Work this year showed that they can, for example, act as a “watchtower” against bacterial infection, detecting invading pathogens and helping the immune system mount a response. Mitochondria seem to be critical for memory formation in immune T cells, have an unexpected role in tissue healing, and might be targeted to help us live healthier for longer in old age.
And finally …
A couple of fun science stories that captured the world’s attention early this year are worth noting, even though some observers have poured cold water on the findings.
In April, Texas-based Colossal Biosciences announced it had genetically re-created dire wolves, a large-bodied wolf species that last roamed North America more than 11,000 years ago. To be precise, the company made 20 genetic tweaks to 14 locations in the genome of gray wolves. Debate erupted about whether this really amounts to re-creating dire wolves, which are thought to differ from gray wolves by about 12 million letters of DNA. (Most experts say no.)

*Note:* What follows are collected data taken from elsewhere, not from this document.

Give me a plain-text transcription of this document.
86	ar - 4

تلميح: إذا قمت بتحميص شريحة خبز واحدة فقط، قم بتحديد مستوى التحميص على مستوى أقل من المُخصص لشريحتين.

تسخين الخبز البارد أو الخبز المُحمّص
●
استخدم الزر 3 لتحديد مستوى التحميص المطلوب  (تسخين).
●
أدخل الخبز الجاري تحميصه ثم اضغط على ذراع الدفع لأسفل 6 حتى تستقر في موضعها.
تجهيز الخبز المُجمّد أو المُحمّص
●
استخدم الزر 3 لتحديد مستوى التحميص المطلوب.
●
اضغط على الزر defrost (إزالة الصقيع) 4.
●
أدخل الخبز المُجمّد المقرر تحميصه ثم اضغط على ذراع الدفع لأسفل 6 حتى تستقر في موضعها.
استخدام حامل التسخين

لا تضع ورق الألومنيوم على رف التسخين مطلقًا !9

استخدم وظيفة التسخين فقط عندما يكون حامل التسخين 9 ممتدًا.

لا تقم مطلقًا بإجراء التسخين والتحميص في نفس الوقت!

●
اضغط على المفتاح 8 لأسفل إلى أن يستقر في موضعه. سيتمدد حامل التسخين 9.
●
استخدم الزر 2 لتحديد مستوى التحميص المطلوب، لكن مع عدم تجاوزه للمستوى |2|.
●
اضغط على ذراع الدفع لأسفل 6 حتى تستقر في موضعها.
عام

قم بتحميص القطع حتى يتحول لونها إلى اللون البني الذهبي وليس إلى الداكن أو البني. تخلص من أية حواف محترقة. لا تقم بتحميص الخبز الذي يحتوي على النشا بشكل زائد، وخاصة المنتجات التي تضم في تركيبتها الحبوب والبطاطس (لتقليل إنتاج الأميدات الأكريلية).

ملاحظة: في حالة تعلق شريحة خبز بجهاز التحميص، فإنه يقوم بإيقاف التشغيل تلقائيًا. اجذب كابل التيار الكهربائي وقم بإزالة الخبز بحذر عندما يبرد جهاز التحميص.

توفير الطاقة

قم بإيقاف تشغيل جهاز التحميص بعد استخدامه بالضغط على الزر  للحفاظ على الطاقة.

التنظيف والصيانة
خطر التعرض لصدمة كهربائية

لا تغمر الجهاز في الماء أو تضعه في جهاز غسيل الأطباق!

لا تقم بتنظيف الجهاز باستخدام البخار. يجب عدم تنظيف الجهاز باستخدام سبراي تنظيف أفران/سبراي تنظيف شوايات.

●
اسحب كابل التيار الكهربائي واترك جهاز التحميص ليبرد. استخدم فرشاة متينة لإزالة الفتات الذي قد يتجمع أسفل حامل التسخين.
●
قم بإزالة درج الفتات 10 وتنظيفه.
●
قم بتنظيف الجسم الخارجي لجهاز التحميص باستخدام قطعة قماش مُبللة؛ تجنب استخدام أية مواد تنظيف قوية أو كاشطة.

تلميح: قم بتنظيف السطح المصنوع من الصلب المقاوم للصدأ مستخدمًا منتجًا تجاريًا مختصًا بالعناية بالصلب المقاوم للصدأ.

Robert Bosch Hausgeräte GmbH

The work “marks a technical achievement in genome editing and synthetic embryology,” wrote stem cell biologist Dusko Ilic from King’s College London in a commentary. But, he adds, “what has been achieved is not resurrection, but simulation.” Work continues to “de-extinct” other animals, from the dodo to the woolly mammoth. Whether this is achievable or desirable is a matter of opinion. Other genetic techniques are also being used to try to save living species on the brink of extinction, such as the northern white rhino.
Another quirky headline-grabbing story came when scientists made people see a color no one had ever experienced before. Researchers used a laser to directly stimulate just one of the three types of color-sensitive cone cells in the retina: the M cone, which is most sensitive to medium-wavelength light. That never happens in the real world, because any light that stimulates the M cone would also stimulate the neighboring S (short) and L (long) cones to some degree. The five people who experienced this odd light show said the result looked “green-blue,” a color dubbed “olo” by the researchers. The work is a fun exploration of the weird and wonderful world of color perception.